I wish it was more like Final Fantasy 7. You still had the amnesia plot, but it wasn’t like you started from zero. You had a relationship with Tifa. Through Tifa, you knew Barret. Through one of Barret’s missions, you found Aeris. And so on and so on as the adventure continued. You formed a cohesive team with characters you grew with and cared about. The characters in Fallout: NV feel like animatronic robots at Disneyworld.

fallout new vegas screenshot jukebox dog
“I… am… job…”

The dialogue has no guff because it can’t go based on your personality because you don’t have one. You can’t roleplay because the game doesn’t really change based on your attributes.  There are barter and speech attributes, but those are A) very ludodissonant (a la a Dungeon & Dragons charisma stat) and B) only for getting information. And I haven’t mentioned the bugs.  The game’s saved me from a lot of fights because animals got stuck in the ground.

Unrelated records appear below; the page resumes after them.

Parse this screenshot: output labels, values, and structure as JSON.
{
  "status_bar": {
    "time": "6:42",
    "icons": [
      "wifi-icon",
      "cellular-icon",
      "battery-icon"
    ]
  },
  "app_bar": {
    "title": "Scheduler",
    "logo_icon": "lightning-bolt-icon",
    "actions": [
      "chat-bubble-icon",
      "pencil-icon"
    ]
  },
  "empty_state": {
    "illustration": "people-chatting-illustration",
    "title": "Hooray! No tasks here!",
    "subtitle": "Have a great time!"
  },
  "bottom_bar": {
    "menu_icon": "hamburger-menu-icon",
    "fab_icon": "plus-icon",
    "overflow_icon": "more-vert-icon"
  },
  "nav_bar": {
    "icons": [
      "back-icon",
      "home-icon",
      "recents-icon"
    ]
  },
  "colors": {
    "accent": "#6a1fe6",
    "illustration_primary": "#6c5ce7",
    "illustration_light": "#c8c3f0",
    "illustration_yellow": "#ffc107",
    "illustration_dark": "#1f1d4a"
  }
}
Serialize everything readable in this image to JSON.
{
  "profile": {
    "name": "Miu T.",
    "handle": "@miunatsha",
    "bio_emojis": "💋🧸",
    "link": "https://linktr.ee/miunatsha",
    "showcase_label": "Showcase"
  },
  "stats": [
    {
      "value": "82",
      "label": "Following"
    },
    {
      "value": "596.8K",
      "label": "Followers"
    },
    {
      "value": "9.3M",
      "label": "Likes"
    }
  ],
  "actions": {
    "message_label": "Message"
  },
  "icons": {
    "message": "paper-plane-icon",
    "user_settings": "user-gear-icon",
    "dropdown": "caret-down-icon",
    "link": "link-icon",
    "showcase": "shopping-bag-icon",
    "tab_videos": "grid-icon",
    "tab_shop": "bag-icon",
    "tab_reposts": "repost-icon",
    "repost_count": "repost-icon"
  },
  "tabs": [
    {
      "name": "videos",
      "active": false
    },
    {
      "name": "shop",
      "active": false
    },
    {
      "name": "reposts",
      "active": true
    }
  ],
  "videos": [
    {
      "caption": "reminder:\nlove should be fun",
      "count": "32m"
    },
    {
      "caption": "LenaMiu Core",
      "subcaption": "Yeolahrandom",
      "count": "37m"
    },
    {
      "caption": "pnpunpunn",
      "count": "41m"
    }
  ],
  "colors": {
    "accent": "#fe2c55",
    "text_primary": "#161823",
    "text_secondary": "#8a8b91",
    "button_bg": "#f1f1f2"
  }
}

fallout new vegas screenshot robot
Needs more robots

So this is a game I’m on the fence about continuing. The environment looks so blah — brown desert and more brown desert — so I have no desire to explore.  And growth/getting stronger doesn’t feel worth it.  Those are two core RPG mechanics that need to work for a game like this.  And I’m wandering around aimlessly and feeling generally weak. I’m trying to play the system, not the game.